I just did an analysis of Crude charts for October, November, and December 1998 delivery. Since Oil Service stocks are tied for better or worse with the commodity, I think you might find the answer your looking for within my commentary of the charts. I'll handle the p&f for SLB in a separate post. What I'm unsure of, is which of the charts, Oct., Nov., or Dec. carries more impact and has the greatest implication for the Oil Service stocks and also for the Oil group. Here's what I found:

October Crude: Bearish Resistance Line (BRL - the major downtrend line from October '97 at $20.50) is at $15.20. To resume an uptrend and switch from bearish to bullish on it's p&f chart, the price of a stock or commodity must break through the BRL with a buy signal. October Crude gave a p&f buy with a Double Top buy signal at $13.60 and broke through $13.80 where the chart had topped out 3 times in August. This carries more bullish implications
than the movement to $13.60. This is the closest this chart has been in a column of X's (rising prices) to the BRL since May when the chart was in a column of X's at $17.40 and the BRL was at $18.20. Being close to the BRL in May, however, did nothing to stop the commodity's decline and only an upside break will turn the chart bullish one again. The price objective for this buy signal is $14.50, so this suggests that this chart has exceeded it's
upside target and it is questionable if this current move is enough to carry the commodity above the BRL. The chart is in a column of X's at $14.90. Since p&f charts only move in one direction per day, the October crude contract hit a high of $14.90 on Friday but closed at $14.59. This will cause the chart to reverse on Tuesday unless the October contract can get to $15 or higher. Next sell at $13.20

November Crude: BRL from 10/97 at $20.40 now at $15.50. Needs to break this downtrend line with a buy to turn the chart bullish Triple Top buy signal at $14.20 with a price objective of $18.70. The price objective on this chart suggests that a break of the BRL is a strong possibility. Next sell on the chart is at $13.20.

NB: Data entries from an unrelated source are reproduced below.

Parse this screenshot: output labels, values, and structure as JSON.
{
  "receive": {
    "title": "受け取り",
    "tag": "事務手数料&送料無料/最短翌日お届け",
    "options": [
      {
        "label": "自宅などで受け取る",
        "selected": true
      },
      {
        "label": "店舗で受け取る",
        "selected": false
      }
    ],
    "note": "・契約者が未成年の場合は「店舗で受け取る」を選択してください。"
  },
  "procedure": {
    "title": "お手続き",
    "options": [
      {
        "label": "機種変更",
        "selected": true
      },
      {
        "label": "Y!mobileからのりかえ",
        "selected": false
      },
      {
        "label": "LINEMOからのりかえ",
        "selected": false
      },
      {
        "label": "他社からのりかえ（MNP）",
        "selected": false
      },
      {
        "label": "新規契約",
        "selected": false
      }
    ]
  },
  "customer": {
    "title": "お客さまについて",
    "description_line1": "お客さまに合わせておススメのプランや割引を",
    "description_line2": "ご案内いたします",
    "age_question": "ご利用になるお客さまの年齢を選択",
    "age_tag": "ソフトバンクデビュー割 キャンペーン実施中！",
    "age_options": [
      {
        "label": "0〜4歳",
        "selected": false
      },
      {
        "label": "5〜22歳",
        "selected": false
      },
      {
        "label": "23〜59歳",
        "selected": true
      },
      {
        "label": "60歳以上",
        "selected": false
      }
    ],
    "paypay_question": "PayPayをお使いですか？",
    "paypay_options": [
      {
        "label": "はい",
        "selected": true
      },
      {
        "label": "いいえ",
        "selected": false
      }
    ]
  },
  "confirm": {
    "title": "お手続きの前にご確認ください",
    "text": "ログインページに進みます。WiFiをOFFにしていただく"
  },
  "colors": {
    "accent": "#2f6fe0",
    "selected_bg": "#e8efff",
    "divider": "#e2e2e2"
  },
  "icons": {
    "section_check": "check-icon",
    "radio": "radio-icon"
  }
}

December Crude: BRL from November '97 at $20.20 now at $15.10. Unlike the other two charts, the December crude p&f chart has broken through it's BRL with a buy signal at $15.20. The chart shows a Double Top buy signal at $14.40 and shows that the December contract has overcome $14.40 where the chart topped out twice before in August. The price objective is $18.70. The next sell is at $13.50.

The December Crude contract can now be said to have resumed an uptrend since it is the only one to have broken it's BRL. Since the chart's trend is now bullish, we can draw in a Bullish Support Line (BSL) from the low made prior to the break of the BRL. This BSL is now at $13.70. The December crude contract is now bullish.

I look forward to commentary from those with experience with the commodity that will discuss the meaning behind a bullish December contract and a possibility of the November contract turning bullish if it is able to meet it's price objective.